The design requirements for language
Each of the world's 7,000 languages is a natural experiment in how to design a language, which are now being extended with synthetically evolved languages. These languages show that there are many possible configurations of the fundamental building blocks of language: languages convey different information in different ways. For example, many Papuan languages have complex grammatical systems requiring speakers to track the source of information through verbal affixes like 'evidentials' – 'saw with own eyes', 'hearsay', 'inferred' etc., while other languages (like English) leave this to the speaker's discretion.
The Centre will uncover the links between linguistic features within this design space, vastly increasing our understanding of how different systems in each language interact with each other. At the microlevel we will chart how new structures and systems arise within communities, or experimentally, while at the macrolevel we will analyse how these systems and combinations are co-evolving over time.
These approaches provide us with the exciting ability to identify frequently evolved combinations of configurations within design spaces ('attractor basins') – and to find those configurations that are improbable or impossible.
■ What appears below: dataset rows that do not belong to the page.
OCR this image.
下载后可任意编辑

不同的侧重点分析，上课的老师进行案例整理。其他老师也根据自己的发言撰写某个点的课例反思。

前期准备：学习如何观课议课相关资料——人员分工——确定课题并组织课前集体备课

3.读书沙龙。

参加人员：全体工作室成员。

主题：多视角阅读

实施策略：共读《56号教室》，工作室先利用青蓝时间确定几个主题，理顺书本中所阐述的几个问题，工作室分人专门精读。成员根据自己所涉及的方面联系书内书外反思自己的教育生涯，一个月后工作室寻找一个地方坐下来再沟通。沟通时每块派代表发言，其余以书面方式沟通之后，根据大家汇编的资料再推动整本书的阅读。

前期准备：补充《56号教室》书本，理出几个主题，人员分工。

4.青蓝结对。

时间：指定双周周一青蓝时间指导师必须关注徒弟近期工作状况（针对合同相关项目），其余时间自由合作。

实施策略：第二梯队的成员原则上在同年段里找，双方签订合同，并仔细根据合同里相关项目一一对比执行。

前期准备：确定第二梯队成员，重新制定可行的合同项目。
We aim to understand the extent to which language reflects:
- the existence of distinct, but equally good, solutions to a single design problem
- the limits of evolution as a mechanism for building optimal systems
- the existence of distinct design problems in different environments
- different trade-offs or compromises in response to competing selective pressures.
These insights will not only help us understand language, but will be used to design effective processes for evolving human-like communication with robots and other complex technologies in collaboration with the Processing and Learning programs.